It’s that time of the year again… On Sunday, November 6th, Daylight Saving will end (for US and Canada). Before you had kids, Daylight Saving adjustments meant an extra short/long weekend and having to adjust the clock on a bunch of electronics. With kids, however, it can impact your family for days, especially with young children. When Daylight Saving ends in the Fall, the most typical sleep disruption is that kiddos continue to wake up at their old time, which is now an hour earlier. If that does not sound good, keep reading because there are some strategies you can use to transition to the new time as seamlessly as possible and maintain your current wake-up time.
There are a few options: we can make some changes before or after the time change and we can make these changes gradually or all at once. You can choose what will work best for your child based on their temperament, age and flexibility in your schedule the week before.
“The day of” Approach
With this approach, our goal is to shift the 60 min in 1 day. On the morning following the time change, let your child wake up at their usual time as per the “old” time -meaning it’s going to be 1 hour earlier if you look at the clock.
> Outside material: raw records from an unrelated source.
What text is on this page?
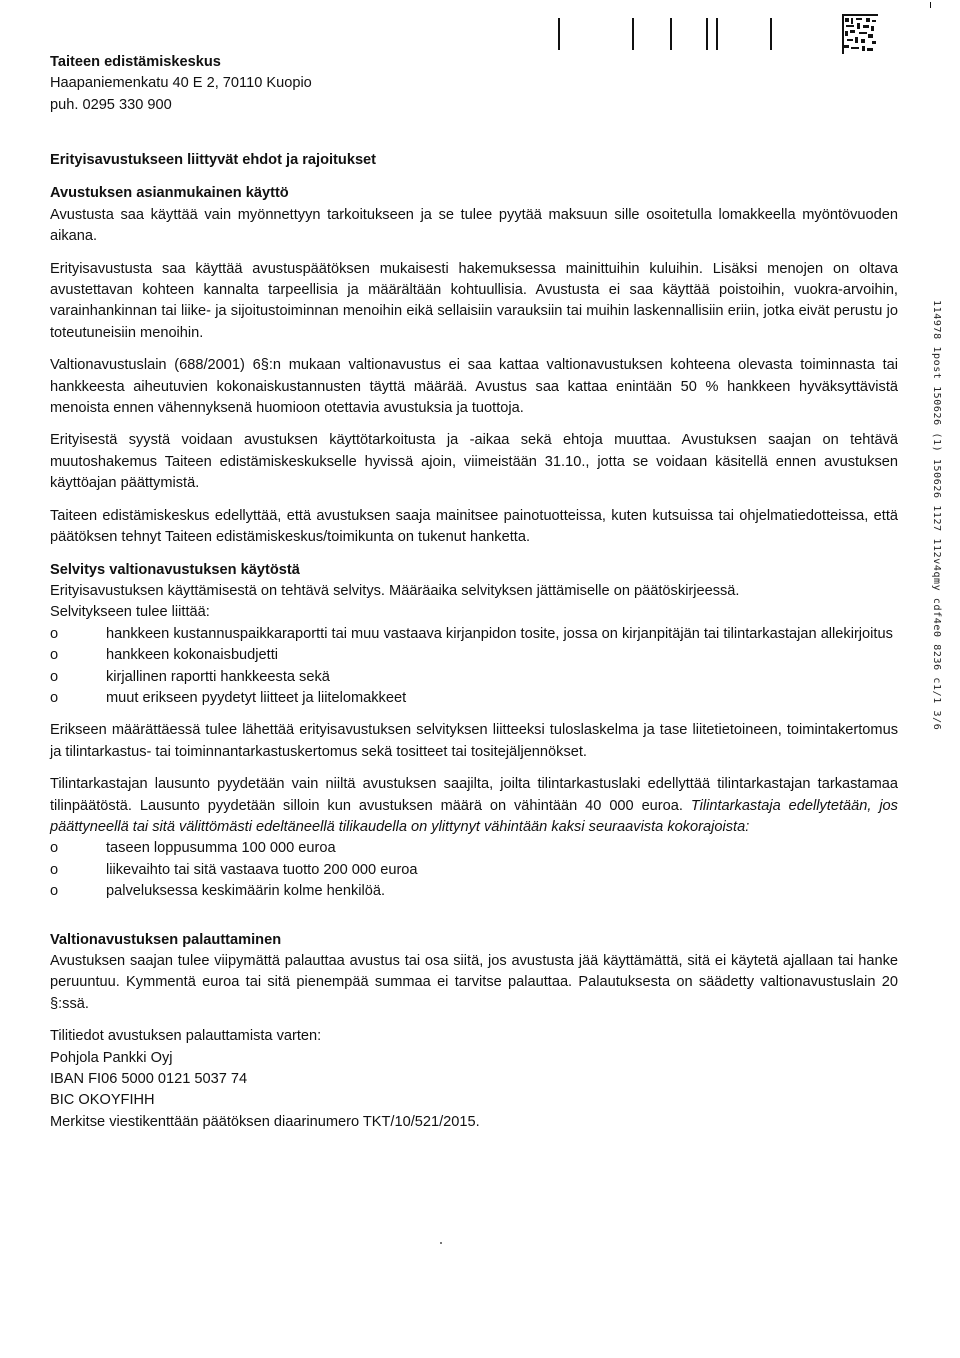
Taiteen edistämiskeskus
Haapaniemenkatu 40 E 2, 70110 Kuopio
puh. 0295 330 900
Erityisavustukseen liittyvät ehdot ja rajoitukset
Avustuksen asianmukainen käyttö

Avustusta saa käyttää vain myönnettyyn tarkoitukseen ja se tulee pyytää maksuun sille osoitetulla lomakkeella myöntövuoden aikana.

Erityisavustusta saa käyttää avustuspäätöksen mukaisesti hakemuksessa mainittuihin kuluihin. Lisäksi menojen on oltava avustettavan kohteen kannalta tarpeellisia ja määrältään kohtuullisia. Avustusta ei saa käyttää poistoihin, vuokra-arvoihin, varainhankinnan tai liike- ja sijoitustoiminnan menoihin eikä sellaisiin varauksiin tai muihin laskennallisiin eriin, jotka eivät perustu jo toteutuneisiin menoihin.

Valtionavustuslain (688/2001) 6§:n mukaan valtionavustus ei saa kattaa valtionavustuksen kohteena olevasta toiminnasta tai hankkeesta aiheutuvien kokonaiskustannusten täyttä määrää. Avustus saa kattaa enintään 50 % hankkeen hyväksyttävistä menoista ennen vähennyksenä huomioon otettavia avustuksia ja tuottoja.

Erityisestä syystä voidaan avustuksen käyttötarkoitusta ja -aikaa sekä ehtoja muuttaa. Avustuksen saajan on tehtävä muutoshakemus Taiteen edistämiskeskukselle hyvissä ajoin, viimeistään 31.10., jotta se voidaan käsitellä ennen avustuksen käyttöajan päättymistä.

Taiteen edistämiskeskus edellyttää, että avustuksen saaja mainitsee painotuotteissa, kuten kutsuissa tai ohjelmatiedotteissa, että päätöksen tehnyt Taiteen edistämiskeskus/toimikunta on tukenut hanketta.

Selvitys valtionavustuksen käytöstä

Erityisavustuksen käyttämisestä on tehtävä selvitys. Määräaika selvityksen jättämiselle on päätöskirjeessä.

Selvitykseen tulee liittää:

o	hankkeen kustannuspaikkaraportti tai muu vastaava kirjanpidon tosite, jossa on kirjanpitäjän tai tilintarkastajan allekirjoitus
o	hankkeen kokonaisbudjetti
o	kirjallinen raportti hankkeesta sekä
o	muut erikseen pyydetyt liitteet ja liitelomakkeet

Erikseen määrättäessä tulee lähettää erityisavustuksen selvityksen liitteeksi tuloslaskelma ja tase liitetietoineen, toimintakertomus ja tilintarkastus- tai toiminnantarkastuskertomus sekä tositteet tai tositejäljennökset.

Tilintarkastajan lausunto pyydetään vain niiltä avustuksen saajilta, joilta tilintarkastuslaki edellyttää tilintarkastajan tarkastamaa tilinpäätöstä. Lausunto pyydetään silloin kun avustuksen määrä on vähintään 40 000 euroa. Tilintarkastaja edellytetään, jos päättyneellä tai sitä välittömästi edeltäneellä tilikaudella on ylittynyt vähintään kaksi seuraavista kokorajoista:

o	taseen loppusumma 100 000 euroa
o	liikevaihto tai sitä vastaava tuotto 200 000 euroa
o	palveluksessa keskimäärin kolme henkilöä.
Valtionavustuksen palauttaminen

Avustuksen saajan tulee viipymättä palauttaa avustus tai osa siitä, jos avustusta jää käyttämättä, sitä ei käytetä ajallaan tai hanke peruuntuu. Kymmentä euroa tai sitä pienempää summaa ei tarvitse palauttaa. Palautuksesta on säädetty valtionavustuslain 20 §:ssä.

Tilitiedot avustuksen palauttamista varten:

Pohjola Pankki Oyj

IBAN FI06 5000 0121 5037 74

BIC OKOYFIHH

Merkitse viestikenttään päätöksen diaarinumero TKT/10/521/2015.

114978 1post 150626 (1) 150626 1127 112v4qmy cdf4e0 8236 c1/1 3/6
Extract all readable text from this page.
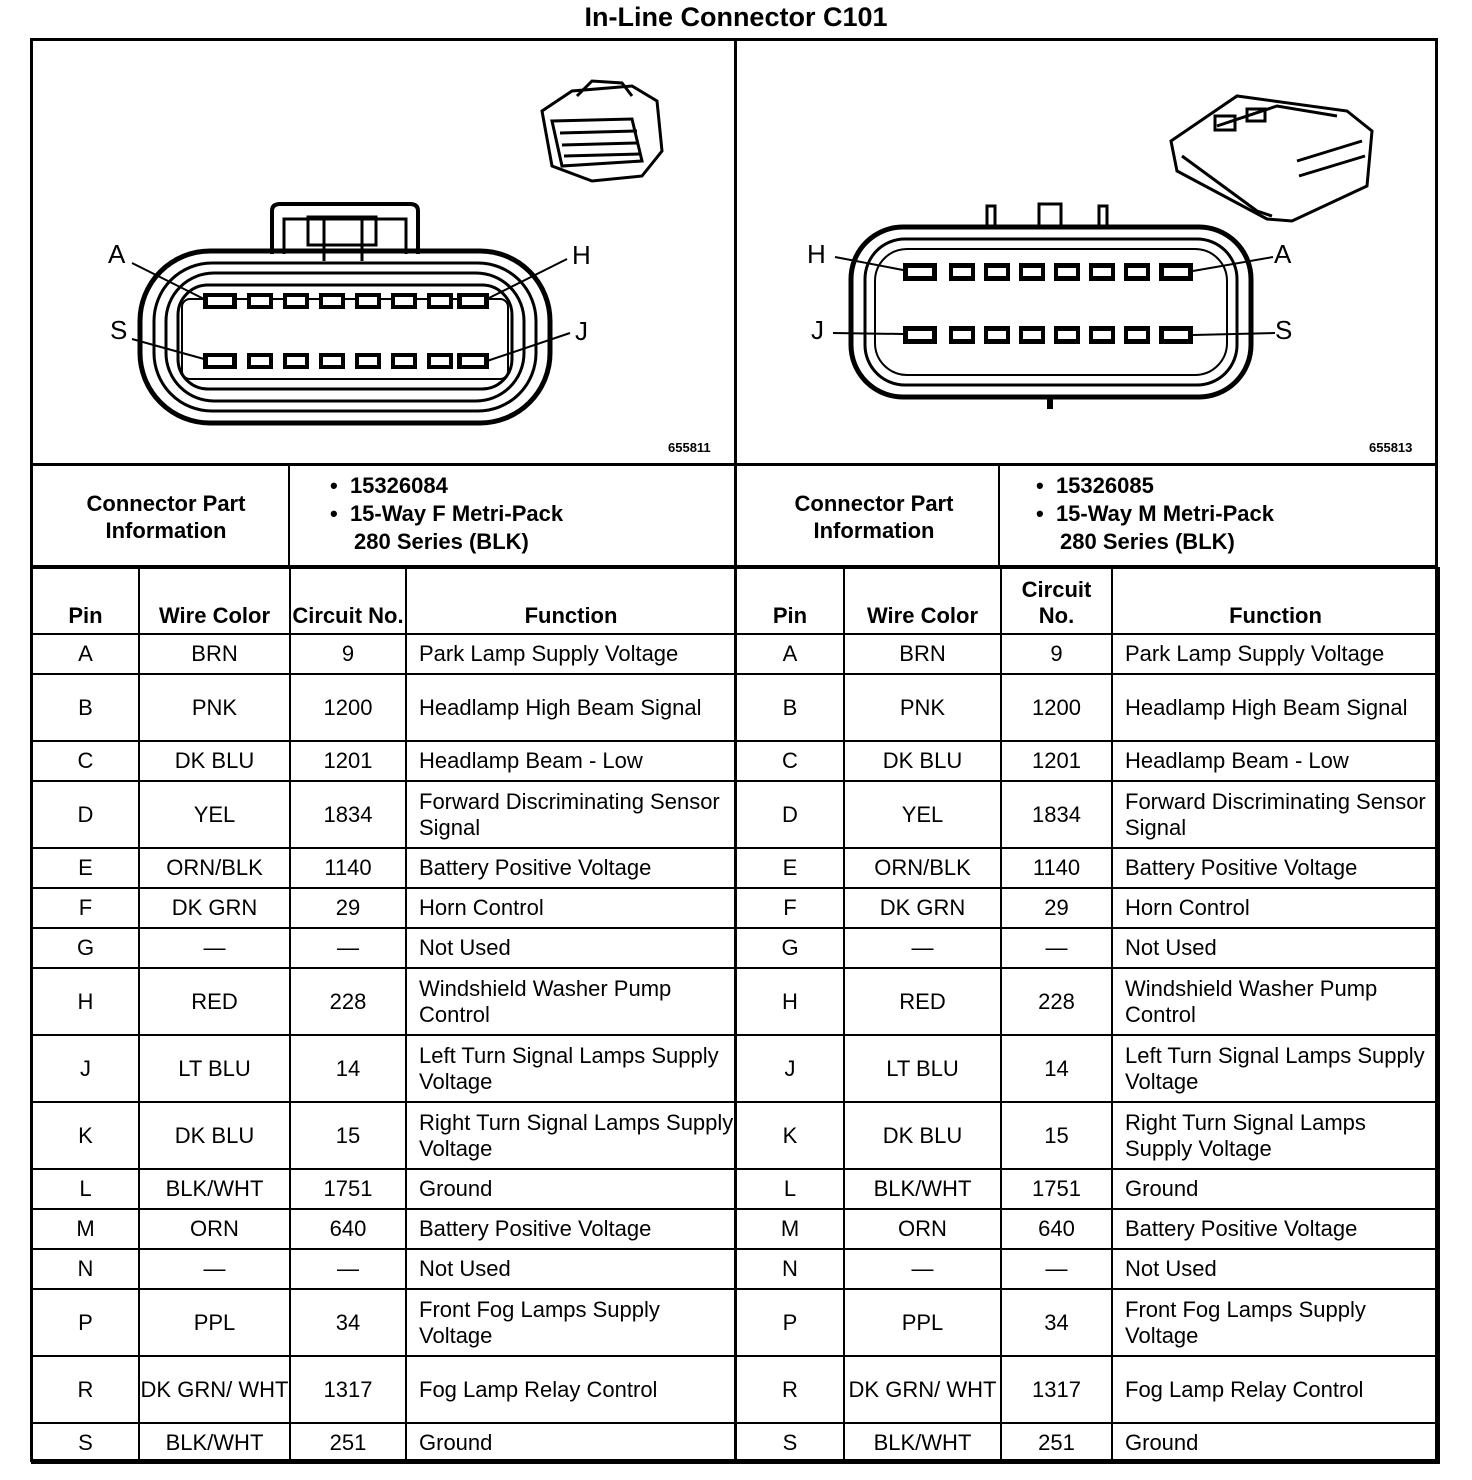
In-Line Connector C101
A	H
S	J
655811
H	A
J	S
655813
Connector Part Information
•  15326084
•  15-Way F Metri-Pack
280 Series (BLK)
Connector Part Information
•  15326085
•  15-Way M Metri-Pack
280 Series (BLK)
Pin	Wire Color	Circuit No.	Function
A	BRN	9	Park Lamp Supply Voltage
B	PNK	1200	Headlamp High Beam Signal
C	DK BLU	1201	Headlamp Beam - Low
D	YEL	1834	Forward Discriminating Sensor Signal
E	ORN/BLK	1140	Battery Positive Voltage
F	DK GRN	29	Horn Control
G	—	—	Not Used
H	RED	228	Windshield Washer Pump Control
J	LT BLU	14	Left Turn Signal Lamps Supply Voltage
K	DK BLU	15	Right Turn Signal Lamps Supply Voltage
L	BLK/WHT	1751	Ground
M	ORN	640	Battery Positive Voltage
N	—	—	Not Used
P	PPL	34	Front Fog Lamps Supply Voltage
R	DK GRN/ WHT	1317	Fog Lamp Relay Control
S	BLK/WHT	251	Ground
Pin	Wire Color	Circuit No.	Function
A	BRN	9	Park Lamp Supply Voltage
B	PNK	1200	Headlamp High Beam Signal
C	DK BLU	1201	Headlamp Beam - Low
D	YEL	1834	Forward Discriminating Sensor Signal
E	ORN/BLK	1140	Battery Positive Voltage
F	DK GRN	29	Horn Control
G	—	—	Not Used
H	RED	228	Windshield Washer Pump Control
J	LT BLU	14	Left Turn Signal Lamps Supply Voltage
K	DK BLU	15	Right Turn Signal Lamps Supply Voltage
L	BLK/WHT	1751	Ground
M	ORN	640	Battery Positive Voltage
N	—	—	Not Used
P	PPL	34	Front Fog Lamps Supply Voltage
R	DK GRN/ WHT	1317	Fog Lamp Relay Control
S	BLK/WHT	251	Ground
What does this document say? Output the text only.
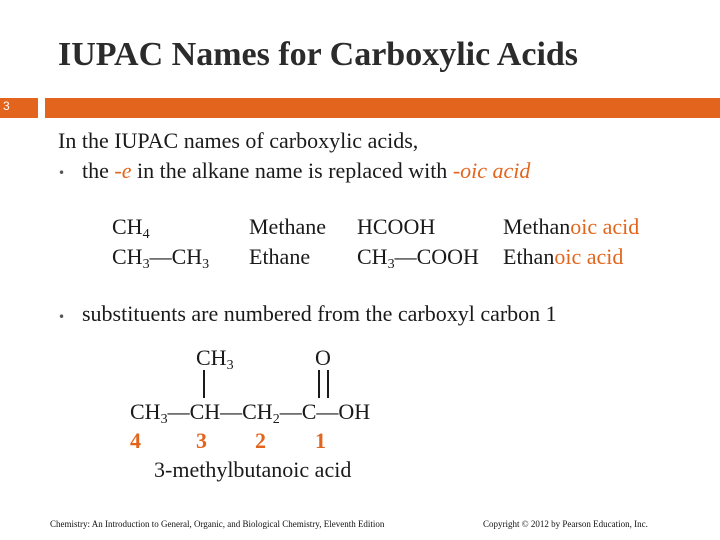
IUPAC Names for Carboxylic Acids
3
In the IUPAC names of carboxylic acids,
• the -e in the alkane name is replaced with -oic acid
$CH_4$	Methane HCOOH	Methanoic acid
$CH_3—CH_3$ Ethane $CH_3—COOH$ Ethanoic acid
• substituents are numbered from the carboxyl carbon 1
$CH_3$	O
$CH_3—CH—CH_2—C—OH$
4	3 2 1
3-methylbutanoic acid
Chemistry: An Introduction to General, Organic, and Biological Chemistry, Eleventh Edition	Copyright © 2012 by Pearson Education, Inc.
For example, if your kiddo usually wakes up at 6 am, let her start the day at 5 am (which is her usual 6 am).
During the day, follow your child’s regular schedule for sleep, meals, naps, bedtime, etc. according to the new time. For example, if your child’s first nap is usually at 9:30 am, then keep them up until the clock shows 9:30 am. Same for meals and bedtime.
That means that your child will be awake for an extra hour that day. Having said that, watch your child carefully and don’t let them get overtired. If they’re totally exhausted, it’s okay to let them nap/eat 10-15 minutes earlier than their time, but as close to their usual schedule is best.
This approach works best for: older children and/or for children that tend to adjust to changes in schedules fairly easily. If this does not fit your child, then follow one of our more gradual baby sleep strategies described below.
The Gradual Approach
Another option is to ease into the change by making small adjustments to your child’s sleep and wake times in the days before Daylight Saving ends. Adjust your child’s bedtime, naptime and wake up time later by 15 minutes every day, so that by Sunday, it’ll be less of a shock.
The first step is to push the first nap of the day 15 min later. Another way of saying this is to stretch the first window by an extra 15 min. If the first nap starts later, it should end later, which will then shift the subsequent naps (if your kiddo takes multiple naps) 15 min later, and then we can shift bedtime 15 min as well. We temporarily increase the first window by 15 min, but then keep the windows the same for the rest of the day.
Then the next day, shift the first nap by another 15 min, and so on, until you have shifted by 1 hour. If you do the first shift on the Wednesday (11/3), your child should be back to their regular schedule (what the clock shows) by Sunday morning.
I mentioned starting on Wednesday above, but your could start later in the week as well, or after the time change. It’s the same concept, but the numbers on the clock will look different whether you do it prior or after the time change.
This gradual approach works best for: younger children and/or for children who are more sensitive to schedule changes and are already waking up too early. You also need to have the flexibility to make these changes in their schedule.
Regardless of the approach you choose, having an already established routine and schedule will make it easier to adjust. Don’t be surprised if your child continues to wake up early initially. However, try to not let them start the day until their regular wake-up time. This is usually lasts for a few days, sometimes longer, but eventually their bodies recognize they need more sleep and they’ll sleep longer.
If your child is in a bed (and not a crib), I recommend using a child’s “wake-up clock”. They help children know when it’s time to stay in bed and when they can get up to start the day. They can be especially effective to help manage this time change.